Trovato il cadavere di un 75enne in un dirupo a Nemi: morto per cause naturali, è precipitato
Il corpo di un uomo di 75 anni tra la vegetazione. È quanto rinvenuto nella mattina di oggi martedì 9 giugno 2026 dai carabinieri della stazione di Nemi, sulla Strada provinciale 32, meglio conosciuta come via del Tempio di Diana. I militari hanno allertato i vigili del fuoco per le operazioni di recupero, che sono apparse sin da subito complesse: a causa della ripidità del pendio adiacente al tratto stradale, ricoperto da una fitta vegetazione, sono state adottate tecniche Saf — Speleo alpino fluviali, ovvero quell'insieme di procedure utilizzate per effettuare soccorsi e interventi speciali in ambienti impervi — per arrivare al cadavere. Ad operare sul posto sono stati i pompieri della squadra 32A, competente dell'area. Successivamente, la salma è stata messa a disposizione dei carabinieri e degli operatori sanitari del 118 per l'identificazione.

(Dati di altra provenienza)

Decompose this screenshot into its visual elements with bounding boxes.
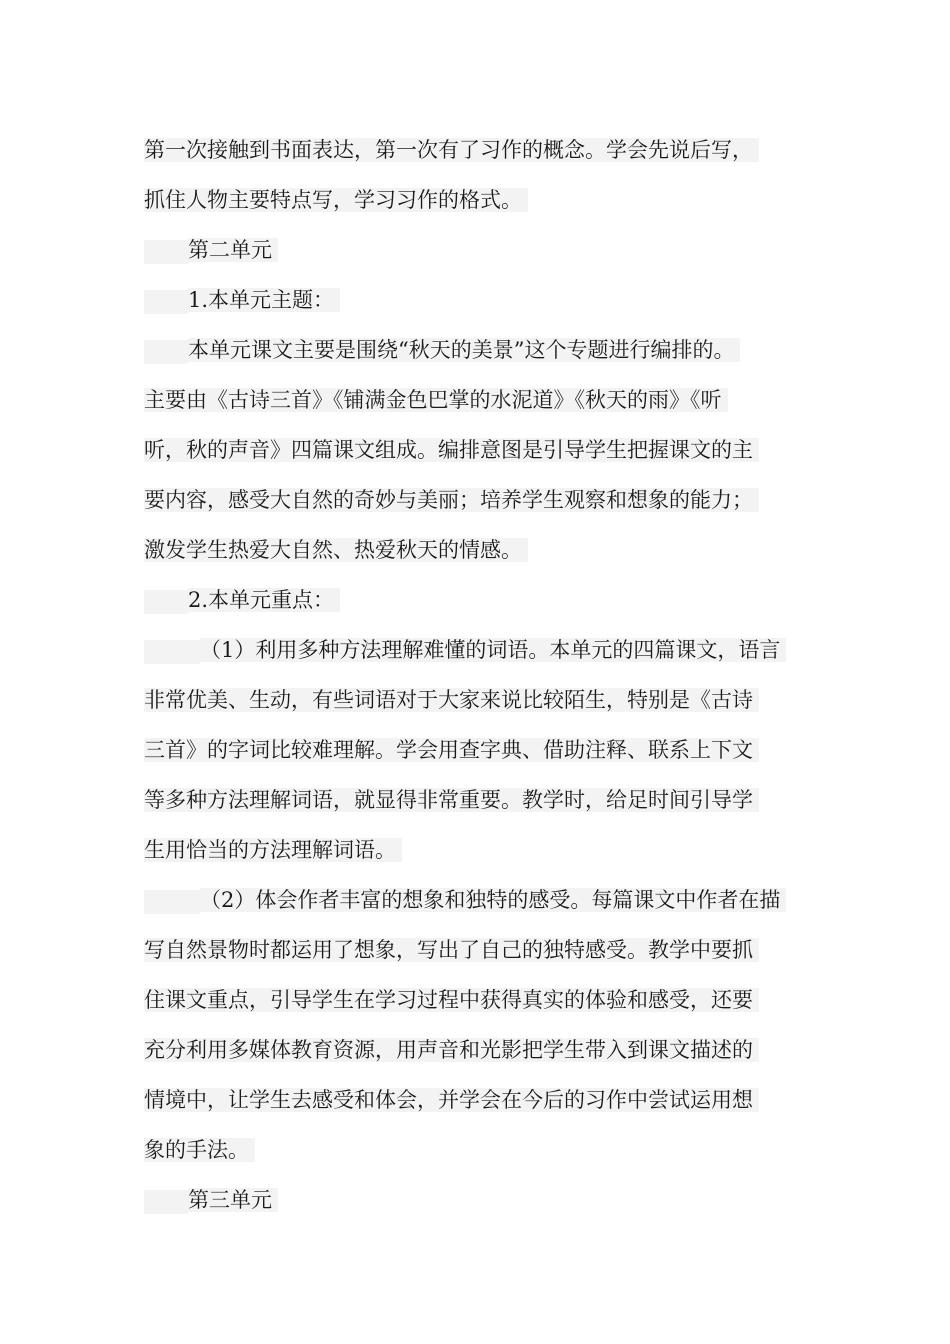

Morto per cause naturali nel suo terreno
Il 75enne avrebbe accusato un malore, forse un infarto. Poi, esanime, sarebbe precipitato nel dirupo. Ad accertare la morte naturale è stato il medico legale, giunto sul posto insieme ai militari e alle squadre di vigili del fuoco e Ares 118. Ad ogni modo, la magistratura ha disposto l'autopsia sulla salma per ricostruire l'esatta dinamica dei fatti. L'uomo è stato trovato morto nel suo terreno: quel fazzoletto di terra ripidissimo dove giaceva il corpo, sarebbe di proprietà dell'anziano deceduto.
Ad allertare i soccorsi è stato un amico
Ad allertare i soccorsi è stato un conoscente dell'uomo: i due si sarebbero dovuti incontrare quella mattina, dopo aver concordato l'orario dell'appuntamento nei giorni precedenti. Ma a quell'incontro la vittima del malore non ci è mai arrivata e così, dopo aver atteso invano, l'amico ha chiamato più volte il telefono del 75enne senza ricevere risposta. È stato a quel punto che, preoccupato, ha allertato il 112 e denunciato la scomparsa.